There are so many wonderful moments in Pride and Prejudice that it's hard to limit it to one "part." I think the most compelling scene for me as a teacher is the moment when Elizabeth is visiting with her aunt and uncle at Pemberley on their tour in chapter 43. She stands at the window and looks out on the grounds and says:
"Elizabeth . . . went to a window to enjoy its prospect. The hill, crowned with wood, from which they had descended, receiving increased abruptness from the distance, was a beautiful object. Every disposition of the ground was good; and she looked on the whole scene -- the river, the trees scattered on its banks, and the winding of the valley, as far as she could trace it -- with delight."

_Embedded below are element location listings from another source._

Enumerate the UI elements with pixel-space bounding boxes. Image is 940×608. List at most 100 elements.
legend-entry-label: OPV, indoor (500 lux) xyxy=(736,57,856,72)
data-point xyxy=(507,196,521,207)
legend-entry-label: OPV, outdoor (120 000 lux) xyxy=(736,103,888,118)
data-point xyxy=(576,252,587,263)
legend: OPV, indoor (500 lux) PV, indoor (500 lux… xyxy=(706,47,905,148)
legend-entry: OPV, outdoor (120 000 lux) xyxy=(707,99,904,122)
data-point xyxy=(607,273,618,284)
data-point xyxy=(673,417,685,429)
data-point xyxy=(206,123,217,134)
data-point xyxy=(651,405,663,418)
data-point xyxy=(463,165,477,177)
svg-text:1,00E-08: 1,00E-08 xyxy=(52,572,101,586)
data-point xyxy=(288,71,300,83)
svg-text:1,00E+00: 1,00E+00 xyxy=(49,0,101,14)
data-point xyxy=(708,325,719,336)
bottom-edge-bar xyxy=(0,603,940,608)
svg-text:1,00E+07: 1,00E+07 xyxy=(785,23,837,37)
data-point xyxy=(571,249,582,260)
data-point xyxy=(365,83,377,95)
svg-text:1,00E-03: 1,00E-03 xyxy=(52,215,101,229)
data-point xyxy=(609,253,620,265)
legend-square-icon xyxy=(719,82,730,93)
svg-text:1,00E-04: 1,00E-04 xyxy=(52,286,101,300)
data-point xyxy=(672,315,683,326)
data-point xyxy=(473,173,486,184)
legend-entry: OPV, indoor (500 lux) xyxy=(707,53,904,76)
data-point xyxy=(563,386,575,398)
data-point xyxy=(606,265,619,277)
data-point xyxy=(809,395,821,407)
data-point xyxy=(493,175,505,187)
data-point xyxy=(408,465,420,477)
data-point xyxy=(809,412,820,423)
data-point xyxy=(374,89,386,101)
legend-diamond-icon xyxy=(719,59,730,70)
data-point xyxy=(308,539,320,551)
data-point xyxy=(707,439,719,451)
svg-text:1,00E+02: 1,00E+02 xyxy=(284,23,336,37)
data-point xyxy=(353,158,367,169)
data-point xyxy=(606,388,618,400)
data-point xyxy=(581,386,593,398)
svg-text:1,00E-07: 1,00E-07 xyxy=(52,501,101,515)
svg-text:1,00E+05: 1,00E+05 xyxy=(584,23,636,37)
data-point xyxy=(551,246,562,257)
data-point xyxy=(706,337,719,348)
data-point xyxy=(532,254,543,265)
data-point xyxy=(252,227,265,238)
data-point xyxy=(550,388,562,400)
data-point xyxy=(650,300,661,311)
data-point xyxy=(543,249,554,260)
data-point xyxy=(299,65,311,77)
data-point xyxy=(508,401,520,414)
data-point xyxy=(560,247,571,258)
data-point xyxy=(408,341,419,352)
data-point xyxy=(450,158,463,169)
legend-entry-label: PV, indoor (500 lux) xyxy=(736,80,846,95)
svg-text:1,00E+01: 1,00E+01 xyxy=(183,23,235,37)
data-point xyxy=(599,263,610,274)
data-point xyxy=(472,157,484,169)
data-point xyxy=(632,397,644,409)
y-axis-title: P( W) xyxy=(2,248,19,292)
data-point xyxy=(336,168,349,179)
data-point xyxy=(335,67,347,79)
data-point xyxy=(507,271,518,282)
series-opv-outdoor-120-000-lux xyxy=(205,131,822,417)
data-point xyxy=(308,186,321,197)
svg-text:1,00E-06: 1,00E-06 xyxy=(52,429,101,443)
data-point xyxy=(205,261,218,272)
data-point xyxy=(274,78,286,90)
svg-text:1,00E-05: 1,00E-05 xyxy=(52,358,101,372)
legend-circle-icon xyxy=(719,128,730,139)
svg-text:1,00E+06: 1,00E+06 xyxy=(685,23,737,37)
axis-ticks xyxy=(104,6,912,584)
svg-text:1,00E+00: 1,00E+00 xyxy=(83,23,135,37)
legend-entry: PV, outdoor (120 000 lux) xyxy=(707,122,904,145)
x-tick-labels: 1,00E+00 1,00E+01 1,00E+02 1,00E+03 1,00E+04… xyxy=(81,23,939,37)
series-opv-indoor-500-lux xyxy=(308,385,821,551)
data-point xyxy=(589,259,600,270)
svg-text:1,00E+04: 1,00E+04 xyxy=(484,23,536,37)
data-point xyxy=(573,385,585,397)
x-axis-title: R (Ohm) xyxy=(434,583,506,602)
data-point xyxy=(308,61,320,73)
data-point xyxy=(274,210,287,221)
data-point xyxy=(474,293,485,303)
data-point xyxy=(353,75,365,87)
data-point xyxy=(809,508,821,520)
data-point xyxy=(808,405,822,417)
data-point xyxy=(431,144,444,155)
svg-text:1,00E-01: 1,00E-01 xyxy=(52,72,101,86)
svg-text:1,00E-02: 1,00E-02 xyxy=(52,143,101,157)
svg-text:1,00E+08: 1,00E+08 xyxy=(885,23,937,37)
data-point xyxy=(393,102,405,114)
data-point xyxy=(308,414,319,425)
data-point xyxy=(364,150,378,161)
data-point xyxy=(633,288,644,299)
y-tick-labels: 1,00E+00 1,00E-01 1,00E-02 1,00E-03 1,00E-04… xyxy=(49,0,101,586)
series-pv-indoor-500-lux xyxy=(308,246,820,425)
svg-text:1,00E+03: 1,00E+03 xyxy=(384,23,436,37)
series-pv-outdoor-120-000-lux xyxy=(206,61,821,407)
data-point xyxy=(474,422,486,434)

Although this is an odd choice for a favorite passage, I think what Elizabeth is reflecting on is not Pemberley at all, but Darcy. He's "beautiful" with a "disposition" that was "good." Everything she now knows about him she sees "with delight." What a change of heart! Austen is so subtle here---making Pemberley stand for the man. It's clear that Elizabeth has changed her mind about Darcy, and Austen makes it clear to us that she has through this description. I think Elizabeth is looking at the "prospect" of Darcy in a new light. She is indeed seeing things with new perspective out a clearer window. Clever Austen. Beautiful change of heart.